Answering Tuoi Tre (Youth) newspaper's questions, Kwon Hyun Woo, secretary of the Committee for the Establishment of a Korean-Vietnamese Peace Foundation, said the committee would deliver a statement at the event demanding historical responsibility from the South Korean government for war crimes committed by its army during the war in Vietnam.

These crimes had been ignored for a long time after the war until they were unveiled by the South Korean media in the early 2000s through narratives of Korean veterans who fought in Vietnam.

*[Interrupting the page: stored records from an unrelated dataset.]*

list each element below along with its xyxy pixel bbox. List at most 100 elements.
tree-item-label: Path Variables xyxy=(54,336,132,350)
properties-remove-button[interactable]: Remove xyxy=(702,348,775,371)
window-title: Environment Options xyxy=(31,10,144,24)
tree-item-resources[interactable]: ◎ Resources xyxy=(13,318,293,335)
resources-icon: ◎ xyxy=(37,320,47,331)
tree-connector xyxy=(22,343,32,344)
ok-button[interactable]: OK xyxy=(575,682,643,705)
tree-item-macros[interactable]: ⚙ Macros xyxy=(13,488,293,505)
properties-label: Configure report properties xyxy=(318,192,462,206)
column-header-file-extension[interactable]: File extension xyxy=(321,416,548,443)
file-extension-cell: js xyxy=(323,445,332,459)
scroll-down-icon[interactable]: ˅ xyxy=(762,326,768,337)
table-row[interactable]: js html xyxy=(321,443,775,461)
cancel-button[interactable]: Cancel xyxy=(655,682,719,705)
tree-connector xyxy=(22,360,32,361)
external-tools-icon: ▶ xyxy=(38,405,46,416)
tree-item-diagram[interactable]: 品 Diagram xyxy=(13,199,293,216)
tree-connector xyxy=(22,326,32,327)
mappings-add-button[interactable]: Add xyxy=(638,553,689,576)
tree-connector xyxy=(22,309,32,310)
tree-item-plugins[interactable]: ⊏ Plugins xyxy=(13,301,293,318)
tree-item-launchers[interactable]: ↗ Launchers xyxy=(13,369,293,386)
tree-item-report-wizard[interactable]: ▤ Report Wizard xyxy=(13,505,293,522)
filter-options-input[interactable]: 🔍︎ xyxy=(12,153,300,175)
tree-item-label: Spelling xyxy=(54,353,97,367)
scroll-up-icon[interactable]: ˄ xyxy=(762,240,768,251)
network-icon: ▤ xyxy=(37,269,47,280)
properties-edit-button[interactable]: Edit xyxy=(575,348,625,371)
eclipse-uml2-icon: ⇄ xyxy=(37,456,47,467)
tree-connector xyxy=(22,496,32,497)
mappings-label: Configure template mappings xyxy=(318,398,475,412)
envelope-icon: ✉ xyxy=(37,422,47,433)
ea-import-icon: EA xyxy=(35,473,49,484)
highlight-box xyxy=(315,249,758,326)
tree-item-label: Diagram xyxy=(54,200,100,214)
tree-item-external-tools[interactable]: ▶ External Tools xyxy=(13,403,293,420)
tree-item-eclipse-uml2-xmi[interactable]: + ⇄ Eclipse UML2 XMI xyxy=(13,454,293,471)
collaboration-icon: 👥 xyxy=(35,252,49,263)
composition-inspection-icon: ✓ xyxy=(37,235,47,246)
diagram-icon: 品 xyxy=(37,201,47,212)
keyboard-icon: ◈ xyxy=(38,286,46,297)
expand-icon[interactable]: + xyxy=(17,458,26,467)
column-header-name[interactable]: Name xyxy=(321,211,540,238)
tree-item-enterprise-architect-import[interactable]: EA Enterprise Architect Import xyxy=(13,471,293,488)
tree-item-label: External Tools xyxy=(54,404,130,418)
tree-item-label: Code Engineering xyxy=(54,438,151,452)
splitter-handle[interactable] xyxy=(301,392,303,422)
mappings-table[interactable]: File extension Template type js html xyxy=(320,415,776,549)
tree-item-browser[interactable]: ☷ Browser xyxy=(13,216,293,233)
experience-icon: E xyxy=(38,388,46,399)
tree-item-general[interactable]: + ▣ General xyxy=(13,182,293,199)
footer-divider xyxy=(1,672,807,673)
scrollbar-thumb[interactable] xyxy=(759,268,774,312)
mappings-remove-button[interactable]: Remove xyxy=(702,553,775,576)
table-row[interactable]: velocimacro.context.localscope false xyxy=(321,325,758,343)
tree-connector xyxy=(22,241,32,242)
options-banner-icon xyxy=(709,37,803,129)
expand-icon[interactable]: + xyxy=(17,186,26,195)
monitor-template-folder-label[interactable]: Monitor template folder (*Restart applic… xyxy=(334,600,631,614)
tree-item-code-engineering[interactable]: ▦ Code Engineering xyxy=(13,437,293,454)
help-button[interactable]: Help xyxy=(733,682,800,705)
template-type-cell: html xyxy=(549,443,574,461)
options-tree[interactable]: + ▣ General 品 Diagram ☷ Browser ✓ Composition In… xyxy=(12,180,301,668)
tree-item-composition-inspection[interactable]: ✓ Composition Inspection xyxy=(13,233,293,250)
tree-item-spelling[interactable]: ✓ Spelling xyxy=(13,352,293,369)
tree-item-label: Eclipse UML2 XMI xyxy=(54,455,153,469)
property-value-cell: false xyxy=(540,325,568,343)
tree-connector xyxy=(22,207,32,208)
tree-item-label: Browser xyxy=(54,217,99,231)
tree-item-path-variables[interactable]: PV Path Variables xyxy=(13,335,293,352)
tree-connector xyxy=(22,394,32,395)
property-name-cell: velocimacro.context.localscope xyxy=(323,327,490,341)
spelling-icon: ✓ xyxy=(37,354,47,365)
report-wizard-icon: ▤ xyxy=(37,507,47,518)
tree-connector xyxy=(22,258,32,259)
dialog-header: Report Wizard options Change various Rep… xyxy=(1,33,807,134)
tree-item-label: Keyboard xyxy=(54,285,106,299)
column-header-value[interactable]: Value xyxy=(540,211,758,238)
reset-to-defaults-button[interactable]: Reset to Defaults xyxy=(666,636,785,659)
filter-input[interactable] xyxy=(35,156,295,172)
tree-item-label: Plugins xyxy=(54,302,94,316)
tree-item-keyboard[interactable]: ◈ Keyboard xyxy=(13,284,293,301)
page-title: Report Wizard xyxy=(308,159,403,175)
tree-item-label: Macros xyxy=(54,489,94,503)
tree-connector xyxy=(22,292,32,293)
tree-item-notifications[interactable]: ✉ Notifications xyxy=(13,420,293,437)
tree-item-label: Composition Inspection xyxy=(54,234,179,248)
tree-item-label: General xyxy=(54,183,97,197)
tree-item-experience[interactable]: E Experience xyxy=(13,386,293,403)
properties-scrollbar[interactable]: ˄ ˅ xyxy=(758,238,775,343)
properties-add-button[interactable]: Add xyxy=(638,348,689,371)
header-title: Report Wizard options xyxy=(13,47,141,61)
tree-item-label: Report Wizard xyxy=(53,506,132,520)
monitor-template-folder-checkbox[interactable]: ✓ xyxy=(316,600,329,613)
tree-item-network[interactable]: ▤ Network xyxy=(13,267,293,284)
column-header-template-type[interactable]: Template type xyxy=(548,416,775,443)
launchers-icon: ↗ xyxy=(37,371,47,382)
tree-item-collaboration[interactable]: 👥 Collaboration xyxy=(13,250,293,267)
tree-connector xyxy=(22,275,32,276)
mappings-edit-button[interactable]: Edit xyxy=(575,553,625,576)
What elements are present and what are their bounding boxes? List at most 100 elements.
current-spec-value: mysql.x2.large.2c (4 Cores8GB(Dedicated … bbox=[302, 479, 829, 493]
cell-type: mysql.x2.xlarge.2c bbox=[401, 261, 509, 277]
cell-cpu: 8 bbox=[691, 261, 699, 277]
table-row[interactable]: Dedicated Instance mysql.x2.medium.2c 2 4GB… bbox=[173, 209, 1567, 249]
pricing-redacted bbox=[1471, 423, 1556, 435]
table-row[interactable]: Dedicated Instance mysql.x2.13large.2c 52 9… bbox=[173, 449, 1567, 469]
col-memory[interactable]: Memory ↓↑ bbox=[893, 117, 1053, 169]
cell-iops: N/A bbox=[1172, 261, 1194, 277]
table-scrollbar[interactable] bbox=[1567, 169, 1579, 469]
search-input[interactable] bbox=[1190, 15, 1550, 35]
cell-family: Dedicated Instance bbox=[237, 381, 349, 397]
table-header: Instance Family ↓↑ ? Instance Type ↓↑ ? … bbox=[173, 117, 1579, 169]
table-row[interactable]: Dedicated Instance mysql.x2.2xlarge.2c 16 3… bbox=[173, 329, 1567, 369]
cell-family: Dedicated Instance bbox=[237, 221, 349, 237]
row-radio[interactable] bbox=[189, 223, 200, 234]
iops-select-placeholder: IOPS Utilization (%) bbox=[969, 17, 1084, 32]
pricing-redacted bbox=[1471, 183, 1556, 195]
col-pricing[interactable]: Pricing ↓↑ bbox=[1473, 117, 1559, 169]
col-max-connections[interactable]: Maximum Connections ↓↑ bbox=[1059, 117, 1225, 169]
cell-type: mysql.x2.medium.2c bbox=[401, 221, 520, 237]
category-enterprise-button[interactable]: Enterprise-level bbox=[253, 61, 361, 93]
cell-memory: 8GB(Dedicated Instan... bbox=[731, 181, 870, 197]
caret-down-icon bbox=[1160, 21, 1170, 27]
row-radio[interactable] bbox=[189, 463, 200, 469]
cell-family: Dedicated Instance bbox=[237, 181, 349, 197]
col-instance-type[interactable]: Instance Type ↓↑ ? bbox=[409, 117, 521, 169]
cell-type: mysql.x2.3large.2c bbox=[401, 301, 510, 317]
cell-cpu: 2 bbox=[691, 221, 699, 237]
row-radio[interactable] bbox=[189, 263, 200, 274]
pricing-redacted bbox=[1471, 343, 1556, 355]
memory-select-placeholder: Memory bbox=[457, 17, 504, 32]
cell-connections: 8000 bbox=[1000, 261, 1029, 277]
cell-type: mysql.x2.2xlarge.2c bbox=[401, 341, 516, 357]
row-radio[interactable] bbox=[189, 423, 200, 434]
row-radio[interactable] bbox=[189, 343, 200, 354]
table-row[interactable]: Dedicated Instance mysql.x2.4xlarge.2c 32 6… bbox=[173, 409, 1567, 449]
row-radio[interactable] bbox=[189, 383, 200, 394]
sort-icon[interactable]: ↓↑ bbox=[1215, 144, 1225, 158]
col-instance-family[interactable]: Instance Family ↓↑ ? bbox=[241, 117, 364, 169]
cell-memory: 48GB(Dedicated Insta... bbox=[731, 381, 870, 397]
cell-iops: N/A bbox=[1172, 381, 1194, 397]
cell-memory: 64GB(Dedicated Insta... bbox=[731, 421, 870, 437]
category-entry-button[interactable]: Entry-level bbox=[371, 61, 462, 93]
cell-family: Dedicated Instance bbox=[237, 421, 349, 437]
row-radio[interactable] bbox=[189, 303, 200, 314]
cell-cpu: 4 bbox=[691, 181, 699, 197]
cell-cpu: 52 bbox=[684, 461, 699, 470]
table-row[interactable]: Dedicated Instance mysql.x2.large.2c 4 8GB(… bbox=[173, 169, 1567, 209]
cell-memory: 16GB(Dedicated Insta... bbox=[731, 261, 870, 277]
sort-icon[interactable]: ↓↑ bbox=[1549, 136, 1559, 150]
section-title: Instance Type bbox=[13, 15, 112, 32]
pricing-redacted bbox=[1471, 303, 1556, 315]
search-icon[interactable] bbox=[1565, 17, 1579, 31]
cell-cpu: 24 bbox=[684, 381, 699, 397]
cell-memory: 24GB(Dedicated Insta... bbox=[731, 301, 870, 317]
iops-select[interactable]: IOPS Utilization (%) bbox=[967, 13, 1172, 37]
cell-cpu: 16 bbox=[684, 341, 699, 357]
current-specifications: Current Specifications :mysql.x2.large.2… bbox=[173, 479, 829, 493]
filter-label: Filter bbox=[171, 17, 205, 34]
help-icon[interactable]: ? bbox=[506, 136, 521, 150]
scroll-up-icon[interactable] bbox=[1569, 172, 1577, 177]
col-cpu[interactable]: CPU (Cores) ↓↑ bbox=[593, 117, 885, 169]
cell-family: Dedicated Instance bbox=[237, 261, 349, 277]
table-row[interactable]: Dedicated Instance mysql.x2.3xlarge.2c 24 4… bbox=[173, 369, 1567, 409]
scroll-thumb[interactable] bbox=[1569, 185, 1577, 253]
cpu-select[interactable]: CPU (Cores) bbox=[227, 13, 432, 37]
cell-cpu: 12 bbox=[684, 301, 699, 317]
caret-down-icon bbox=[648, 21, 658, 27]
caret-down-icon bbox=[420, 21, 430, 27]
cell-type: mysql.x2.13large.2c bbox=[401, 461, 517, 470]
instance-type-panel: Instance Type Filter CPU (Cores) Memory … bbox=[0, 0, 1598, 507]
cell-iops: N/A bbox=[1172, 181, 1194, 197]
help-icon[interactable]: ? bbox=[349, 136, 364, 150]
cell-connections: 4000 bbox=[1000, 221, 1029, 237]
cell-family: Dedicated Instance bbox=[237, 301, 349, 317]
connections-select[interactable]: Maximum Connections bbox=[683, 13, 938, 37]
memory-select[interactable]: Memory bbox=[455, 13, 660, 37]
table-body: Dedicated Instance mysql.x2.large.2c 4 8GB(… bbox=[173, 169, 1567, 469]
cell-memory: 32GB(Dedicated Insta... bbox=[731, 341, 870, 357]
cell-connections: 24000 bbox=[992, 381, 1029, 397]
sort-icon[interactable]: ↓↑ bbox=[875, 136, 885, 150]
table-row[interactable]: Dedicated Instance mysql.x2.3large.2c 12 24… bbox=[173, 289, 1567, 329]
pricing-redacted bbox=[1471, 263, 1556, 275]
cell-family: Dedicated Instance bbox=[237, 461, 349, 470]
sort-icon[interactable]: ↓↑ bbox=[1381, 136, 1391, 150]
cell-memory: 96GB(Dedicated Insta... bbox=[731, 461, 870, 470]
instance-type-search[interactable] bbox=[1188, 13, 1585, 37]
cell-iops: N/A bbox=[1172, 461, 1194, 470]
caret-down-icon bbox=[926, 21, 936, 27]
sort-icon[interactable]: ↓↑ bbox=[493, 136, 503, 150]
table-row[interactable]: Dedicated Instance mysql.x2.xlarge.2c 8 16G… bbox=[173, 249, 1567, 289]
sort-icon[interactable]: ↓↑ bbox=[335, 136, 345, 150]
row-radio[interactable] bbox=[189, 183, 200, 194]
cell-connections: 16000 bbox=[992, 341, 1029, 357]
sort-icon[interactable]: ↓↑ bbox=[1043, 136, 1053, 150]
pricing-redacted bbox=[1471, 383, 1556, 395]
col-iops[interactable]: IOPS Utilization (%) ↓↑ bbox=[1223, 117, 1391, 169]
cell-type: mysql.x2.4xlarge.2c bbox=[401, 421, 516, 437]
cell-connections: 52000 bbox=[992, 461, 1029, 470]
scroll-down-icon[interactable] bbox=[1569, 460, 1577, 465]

Since then, many peace-loving individuals and organizations in South Korea have called for an official apology to the Vietnamese people, as well as holding fundraising campaigns to compensate for war damages, especially in places where massacres had occurred such as the central provinces of Phu Yen, Binh Dinh, Quang Ngai, and Quang Nam.

“South Korean society is different now. Even conservative newspapers have started to mention the war in Vietnam, so it is very much possible that there will be moves [made by the South Korean government] to address the issue,” Kwon said.

Established on September 14, 2015, the Korean-Vietnamese Peace Foundation initially consisted of 68 South Korean notables and intellectuals who shared a common vision of building a peace-driven organization through experience drawn from the war in Vietnam.

The foundation’s activities include efforts to heal the scars of war experienced by both nations; educate on peace for future generations through an accurate outlook of history; study, publish, and archive documents on the war; promote peace, reconciliation, and cooperation through bilateral exchange programs; bring to light the truth about the war; and support war victims.

The foundation’s president Prof. Roh Hwa Wook visited Vietnam in February to apologize to Vietnamese civilians who lost their lives in the massacres and attracted much public attention.

Speaking on the responsibility of South Korea for the war in Vietnam, Prof. Roh underscored, “As the relations between Vietnam and South Korea get better and better, I think we can no longer postpone our repentance for what we did in the war in Vietnam.”